Hi everyone,I just purchased a 5502m King stove a few days ago and have noticed that the draft fan is constantly cycling fast and slow. I can also feel it vibrate in the upper RPM so much it is shaking my floor.I have called US stove and she said the speed changing was normal!? I cannot get my flame to burn consistent with the fan so crazy and the glass has been so dirty  I have had to wash it about every 12 hrs. I have changed the draft fan from auto all the way to 3.(Hr-3} and not only does the fan not really slow down much,it still gets either too high or too low. I can see the flame rise and fall as the fan changes. I have read as much as I can find about this and have seen no one comment on the speed change. Any help would be appreciated and after looking around for awhile it seems this is the place to go for some great info on real use of your stove.  Thanks.


----------



## SwineFlue (Dec 24, 2013)

See this thread, but ignore my post in it!
https://www.hearth.com/talk/threads/6041-exhaust-fan.118671/


----------



## tooltimenova (Dec 24, 2013)

here is a short vid of how the flame is acting. It does not matter what draft setting I choose (it seems to slow down some but still varies in speed)


----------



## skibladerj (Dec 25, 2013)

Do a search for draft issues with ussc.

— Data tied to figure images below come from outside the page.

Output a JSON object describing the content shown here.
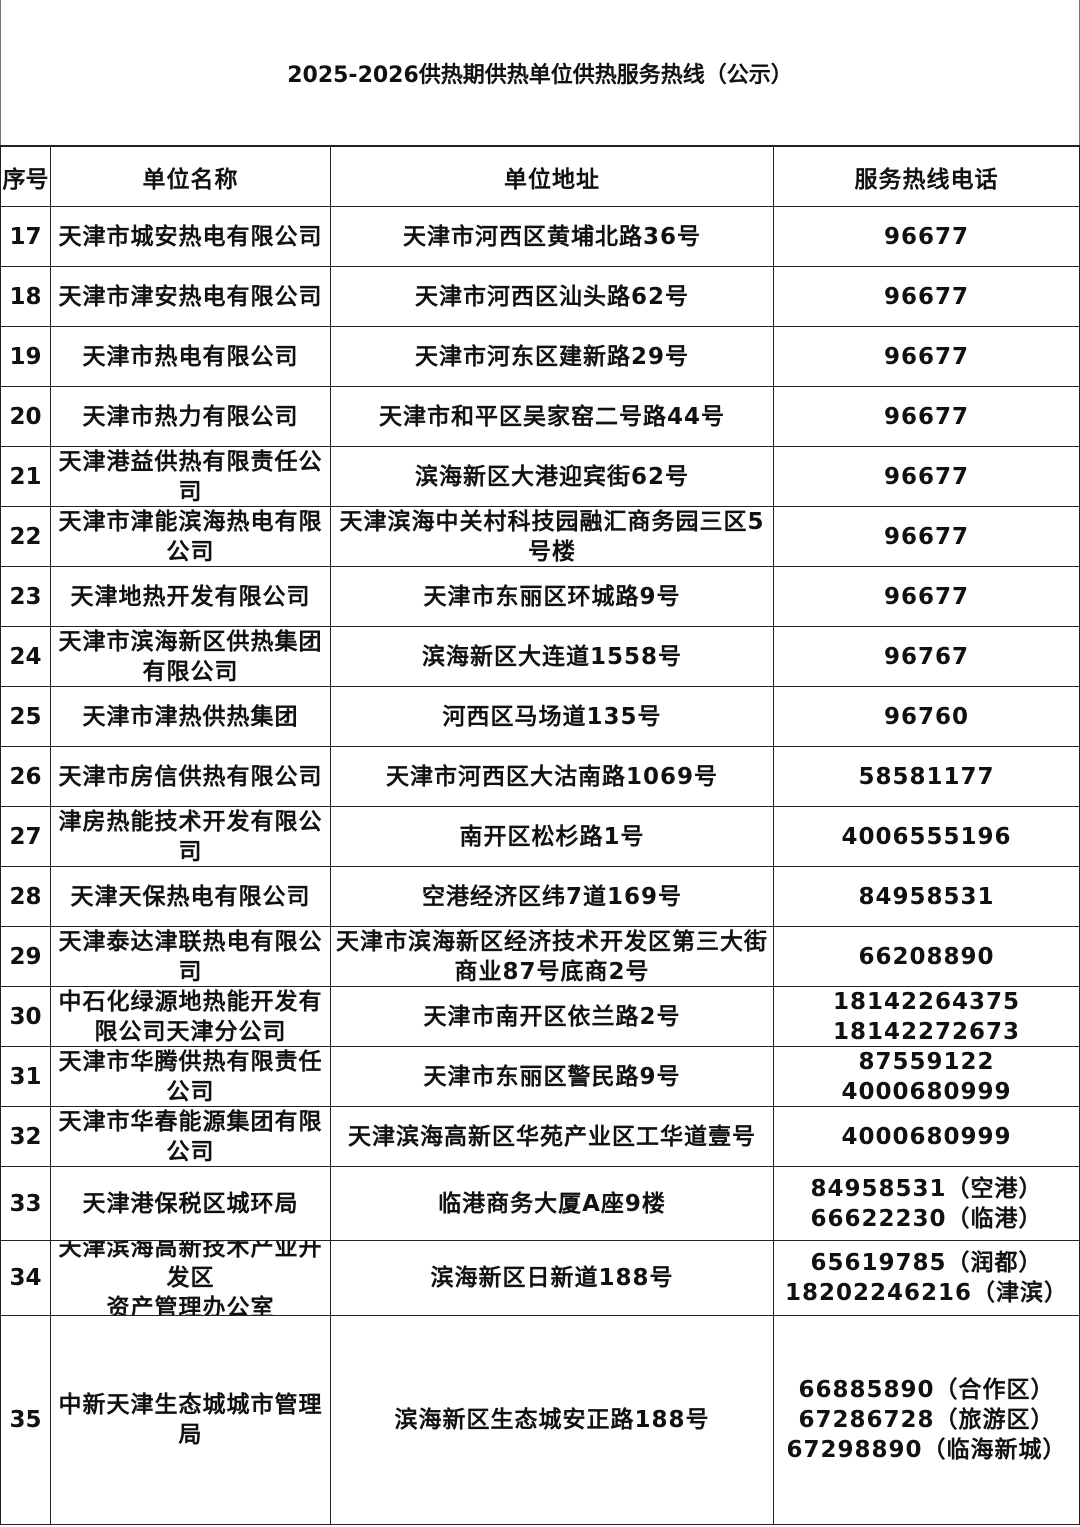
{
  "title": "2025-2026供热期供热单位供热服务热线（公示）",
  "headers": {
    "seq": "序号",
    "name": "单位名称",
    "address": "单位地址",
    "phone": "服务热线电话"
  },
  "rows": [
    {
      "seq": "17",
      "name": "天津市城安热电有限公司",
      "address": "天津市河西区黄埔北路36号",
      "phone": "96677"
    },
    {
      "seq": "18",
      "name": "天津市津安热电有限公司",
      "address": "天津市河西区汕头路62号",
      "phone": "96677"
    },
    {
      "seq": "19",
      "name": "天津市热电有限公司",
      "address": "天津市河东区建新路29号",
      "phone": "96677"
    },
    {
      "seq": "20",
      "name": "天津市热力有限公司",
      "address": "天津市和平区吴家窑二号路44号",
      "phone": "96677"
    },
    {
      "seq": "21",
      "name": "天津港益供热有限责任公司",
      "address": "滨海新区大港迎宾街62号",
      "phone": "96677"
    },
    {
      "seq": "22",
      "name": "天津市津能滨海热电有限公司",
      "address": "天津滨海中关村科技园融汇商务园三区5号楼",
      "phone": "96677"
    },
    {
      "seq": "23",
      "name": "天津地热开发有限公司",
      "address": "天津市东丽区环城路9号",
      "phone": "96677"
    },
    {
      "seq": "24",
      "name": "天津市滨海新区供热集团有限公司",
      "address": "滨海新区大连道1558号",
      "phone": "96767"
    },
    {
      "seq": "25",
      "name": "天津市津热供热集团",
      "address": "河西区马场道135号",
      "phone": "96760"
    },
    {
      "seq": "26",
      "name": "天津市房信供热有限公司",
      "address": "天津市河西区大沽南路1069号",
      "phone": "58581177"
    },
    {
      "seq": "27",
      "name": "津房热能技术开发有限公司",
      "address": "南开区松杉路1号",
      "phone": "4006555196"
    },
    {
      "seq": "28",
      "name": "天津天保热电有限公司",
      "address": "空港经济区纬7道169号",
      "phone": "84958531"
    },
    {
      "seq": "29",
      "name": "天津泰达津联热电有限公司",
      "address": "天津市滨海新区经济技术开发区第三大街商业87号底商2号",
      "phone": "66208890"
    },
    {
      "seq": "30",
      "name": "中石化绿源地热能开发有限公司天津分公司",
      "address": "天津市南开区依兰路2号",
      "phone": "18142264375\n18142272673"
    },
    {
      "seq": "31",
      "name": "天津市华腾供热有限责任公司",
      "address": "天津市东丽区警民路9号",
      "phone": "87559122\n4000680999"
    },
    {
      "seq": "32",
      "name": "天津市华春能源集团有限公司",
      "address": "天津滨海高新区华苑产业区工华道壹号",
      "phone": "4000680999"
    },
    {
      "seq": "33",
      "name": "天津港保税区城环局",
      "address": "临港商务大厦A座9楼",
      "phone": "84958531（空港）\n66622230（临港）"
    },
    {
      "seq": "34",
      "name": "天津滨海高新技术产业开发区\n资产管理办公室",
      "address": "滨海新区日新道188号",
      "phone": "65619785（润都）\n18202246216（津滨）"
    },
    {
      "seq": "35",
      "name": "中新天津生态城城市管理局",
      "address": "滨海新区生态城安正路188号",
      "phone": "66885890（合作区）\n67286728（旅游区）\n67298890（临海新城）"
    }
  ]
}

I can tell you your air was is blocked.


----------



## tooltimenova (Dec 25, 2013)

I am running an out side air kit but do not believe that is is blocked(I just installed and was working fine on another stove ).The fan speed constantly cycles up and down.When it is up high it seems too much air,but when it cycles low it seems too low. Problem is I cannot make it run constant at one speed.Between that and the vibration when it is in the upper RPM range it can be heard through out the house.There is no way to get a good burn when the air is changing so much. I am going tomorrow and see what they say. Last time they told me that the speed was supposed to change.I find that hard to believe.


----------



## skibladerj (Dec 26, 2013)

press the AUX up and draft fan up button ... it should display a number like 400( or different number). Once you see the number turn in down 25 by pressing the aux down button. Once you have done that press the on button and watch the stove for about a hour. continue to adjust until your happy.


----------



## tooltimenova (Dec 26, 2013)

Thank you very much skibladerj, I turned down the upper draft fan setting from the 325 (factory setting) down to 250 and did not notice any change. I did cut the door glass out the same width as the slot in the lower bracket just like they show in the replacement video from ussc (I don't know why they come new with gasket all the way around door if they recommend leaving a gap) but again this did not change the constant speed cycling. I got home from work too late to call USSC so I will have to try  again tomorrow.

I the fan vibration common? this thing shakes the hardwood floor in my living room and has a very irritating drone.


----------



## skibladerj (Dec 27, 2013)

yes fan vibration is common however not to the extreme that you are experiencing. Also the surging of the draft fan is a lot more noticeable when the stove is set to a lower heat range (ie HR-1 or HR-2).


----------